Napier City Council agreed to adopt the review earlier this year, and Hastings District Council agreed last week - conditional on the regional council also agreeing to adopt.
Previously, the regional council's concerns were that the strategy did not effectively address the issue of urban development on fertile soils, had a timeframe which was too long and did not address issues such as "land-banking".
After a lengthy debate on whether the document addressed these concerns, all but two councillors voted to adopt the review.
One was councillor Peter Beaven, who has been outspoken against HPUDS because of the lack of protection it offers the region's soils. Yesterday he said this was among the range of issues the "fundamentally wrong" strategy still did not address.
He did not "see how any sane person can support this strategy, it's nuts".
"I've sat here over my lifetime watching Hastings expand out not up. In my lifetime I've seen 2000 hectares of land taken for that.
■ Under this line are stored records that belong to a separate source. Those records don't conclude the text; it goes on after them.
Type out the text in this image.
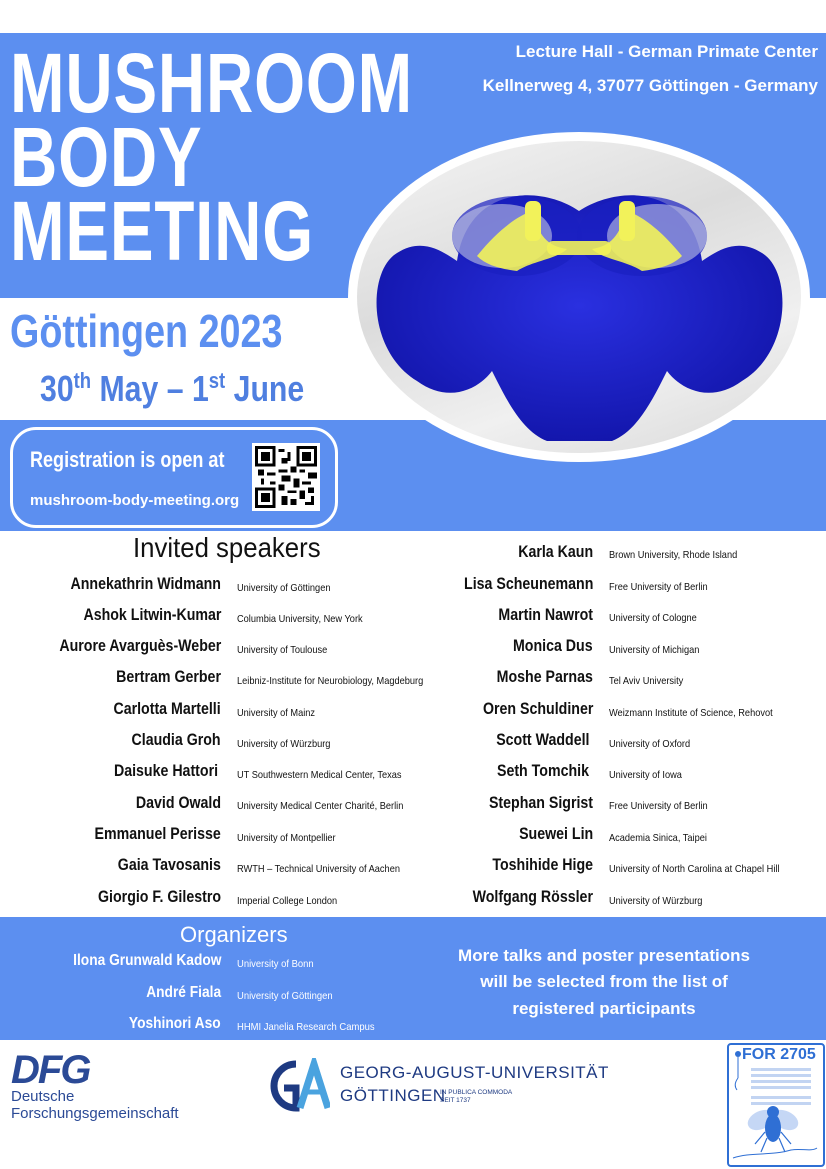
MUSHROOM
BODY
MEETING
Lecture Hall - German Primate Center
Kellnerweg 4, 37077 Göttingen - Germany
Göttingen 2023
30th May – 1st June
Registration is open at
mushroom-body-meeting.org
Invited speakers
Annekathrin Widmann University of Göttingen
Ashok Litwin-Kumar Columbia University, New York
Aurore Avarguès-Weber University of Toulouse
Bertram Gerber Leibniz-Institute for Neurobiology, Magdeburg
Carlotta Martelli University of Mainz
Claudia Groh University of Würzburg
Daisuke Hattori UT Southwestern Medical Center, Texas
David Owald University Medical Center Charité, Berlin
Emmanuel Perisse University of Montpellier
Gaia Tavosanis RWTH – Technical University of Aachen
Giorgio F. Gilestro Imperial College London
Karla Kaun Brown University, Rhode Island
Lisa Scheunemann Free University of Berlin
Martin Nawrot University of Cologne
Monica Dus University of Michigan
Moshe Parnas Tel Aviv University
Oren Schuldiner Weizmann Institute of Science, Rehovot
Scott Waddell University of Oxford
Seth Tomchik University of Iowa
Stephan Sigrist Free University of Berlin
Suewei Lin Academia Sinica, Taipei
Toshihide Hige University of North Carolina at Chapel Hill
Wolfgang Rössler University of Würzburg
Organizers
Ilona Grunwald Kadow University of Bonn
André Fiala University of Göttingen
Yoshinori Aso HHMI Janelia Research Campus
More talks and poster presentations
will be selected from the list of
registered participants
DFG
Deutsche
Forschungsgemeinschaft
GEORG-AUGUST-UNIVERSITÄT
GÖTTINGEN
IN PUBLICA COMMODA
SEIT 1737
FOR 2705
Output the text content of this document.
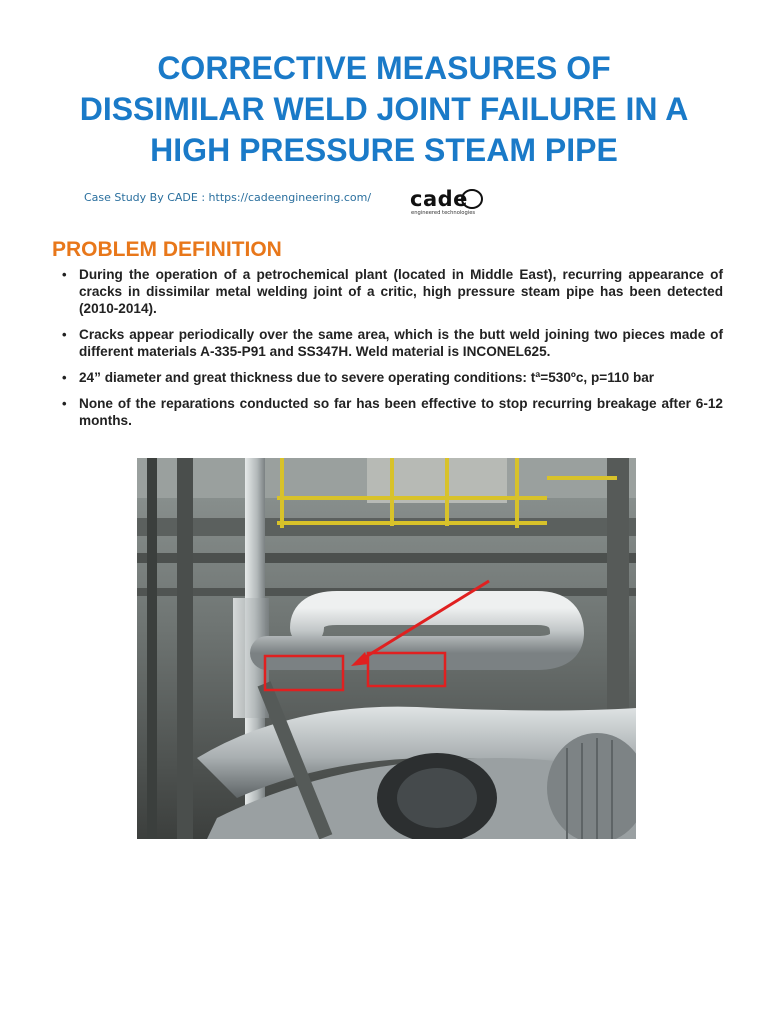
CORRECTIVE MEASURES OF
DISSIMILAR WELD JOINT FAILURE IN A
HIGH PRESSURE STEAM PIPE
Case Study By CADE : https://cadeengineering.com/ cade
engineered technologies
PROBLEM DEFINITION
• During the operation of a petrochemical plant (located in Middle East), recurring appearance of cracks in dissimilar metal welding joint of a critic, high pressure steam pipe has been detected (2010-2014).
• Cracks appear periodically over the same area, which is the butt weld joining two pieces made of different materials A-335-P91 and SS347H. Weld material is INCONEL625.
• 24” diameter and great thickness due to severe operating conditions: tª=530ºc, p=110 bar
• None of the reparations conducted so far has been effective to stop recurring breakage after 6-12 months.
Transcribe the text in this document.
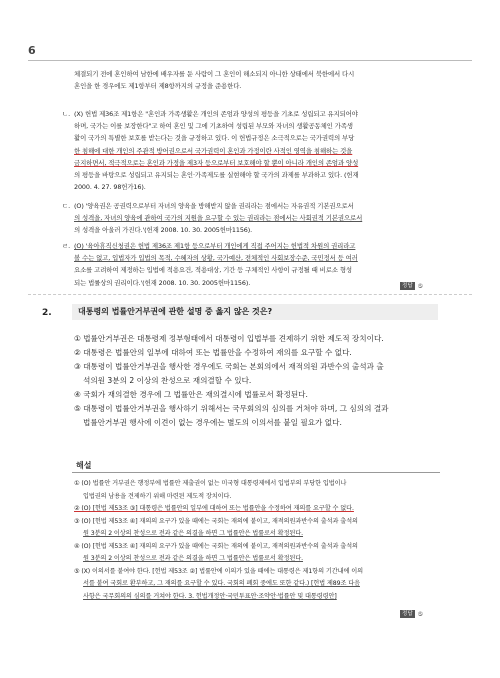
6
체결되기 전에 혼인하여 남한에 배우자를 둔 사람이 그 혼인이 해소되지 아니한 상태에서 북한에서 다시
혼인을 한 경우에도 제1항부터 제8항까지의 규정을 준용한다.
ㄴ. (X) 헌법 제36조 제1항은 "혼인과 가족생활은 개인의 존엄과 양성의 평등을 기초로 성립되고 유지되어야
하며, 국가는 이를 보장한다"고 하여 혼인 및 그에 기초하여 성립된 부모와 자녀의 생활공동체인 가족생
활이 국가의 특별한 보호를 받는다는 것을 규정하고 있다. 이 헌법규정은 소극적으로는 국가권력의 부당
한 침해에 대한 개인의 주관적 방어권으로서 국가권력이 혼인과 가정이란 사적인 영역을 침해하는 것을
금지하면서, 적극적으로는 혼인과 가정을 제3자 등으로부터 보호해야 할 뿐이 아니라 개인의 존엄과 양성
의 평등을 바탕으로 성립되고 유지되는 혼인·가족제도를 실현해야 할 국가의 과제를 부과하고 있다. (헌재
2000. 4. 27. 98헌가16).
ㄷ. (O) '양육권은 공권력으로부터 자녀의 양육을 방해받지 않을 권리라는 점에서는 자유권적 기본권으로서
의 성격을, 자녀의 양육에 관하여 국가의 지원을 요구할 수 있는 권리라는 점에서는 사회권적 기본권으로서
의 성격을 아울러 가진다.'(헌재 2008. 10. 30. 2005헌마1156).
ㄹ. (O) '육아휴직신청권은 헌법 제36조 제1항 등으로부터 개인에게 직접 주어지는 헌법적 차원의 권리라고
볼 수는 없고, 입법자가 입법의 목적, 수혜자의 상황, 국가예산, 전체적인 사회보장수준, 국민정서 등 여러
요소를 고려하여 제정하는 입법에 적용요건, 적용대상, 기간 등 구체적인 사항이 규정될 때 비로소 형성
되는 법률상의 권리이다.'(헌재 2008. 10. 30. 2005헌마1156).	정답 ⑤
2.	대통령의 법률안거부권에 관한 설명 중 옳지 않은 것은?
① 법률안거부권은 대통령제 정부형태에서 대통령이 입법부를 견제하기 위한 제도적 장치이다.
② 대통령은 법률안의 일부에 대하여 또는 법률안을 수정하여 재의를 요구할 수 없다.
③ 대통령이 법률안거부권을 행사한 경우에도 국회는 본회의에서 재적의원 과반수의 출석과 출
석의원 3분의 2 이상의 찬성으로 재의결할 수 있다.
④ 국회가 재의결한 경우에 그 법률안은 재의결시에 법률로서 확정된다.
⑤ 대통령이 법률안거부권을 행사하기 위해서는 국무회의의 심의를 거쳐야 하며, 그 심의의 결과
법률안거부권 행사에 이견이 없는 경우에는 별도의 이의서를 붙일 필요가 없다.
해설
① (O) 법률안 거부권은 행정부에 법률안 제출권이 없는 미국형 대통령제에서 입법부의 부당한 입법이나
입법권의 남용을 견제하기 위해 마련된 제도적 장치이다.
② (O) [헌법 제53조 ③] 대통령은 법률안의 일부에 대하여 또는 법률안을 수정하여 재의를 요구할 수 없다.
③ (O) [헌법 제53조 ④] 재의의 요구가 있을 때에는 국회는 재의에 붙이고, 재적의원과반수의 출석과 출석의
원 3분의 2 이상의 찬성으로 전과 같은 의결을 하면 그 법률안은 법률로서 확정된다.
④ (O) [헌법 제53조 ④] 재의의 요구가 있을 때에는 국회는 재의에 붙이고, 재적의원과반수의 출석과 출석의
원 3분의 2 이상의 찬성으로 전과 같은 의결을 하면 그 법률안은 법률로서 확정된다.
⑤ (X) 이의서를 붙여야 한다. [헌법 제53조 ②] 법률안에 이의가 있을 때에는 대통령은 제1항의 기간내에 이의
서를 붙여 국회로 환부하고, 그 재의를 요구할 수 있다. 국회의 폐회 중에도 또한 같다.) [헌법 제89조 다음
사항은 국무회의의 심의를 거쳐야 한다. 3. 헌법개정안·국민투표안·조약안·법률안 및 대통령령안]
정답 ⑤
"The councils are incredibly lazy, they will take the easy option for the next 30 years. We need to fire a shot across their bows so they take the whole business of protecting our valuable soils seriously."
His concerns were echoed by several other councillors, and Maori committee chairman Mike Mohi.
Advocating to remain involved, councillor Fenton Wilson said: "If we support this today the issues that have been raised are going to be front and centre going forward.
"If we don't support this really what are we achieving, nothing."
Rejecting the review would mean all the work done on it was wasted, and would be an "impotent move", councillor Alan Dick said.
"Napier and Hastings will simply just carry on and do their developments in accordance with the plan.
"[If we] turn this down we're really not achieving much other than we're no longer a player, as we have been."
Councillor Paul Bailey also voted against the motion. Two councillors - Rick Barker and Tom Belford - were not able to attend Wednesday's meeting.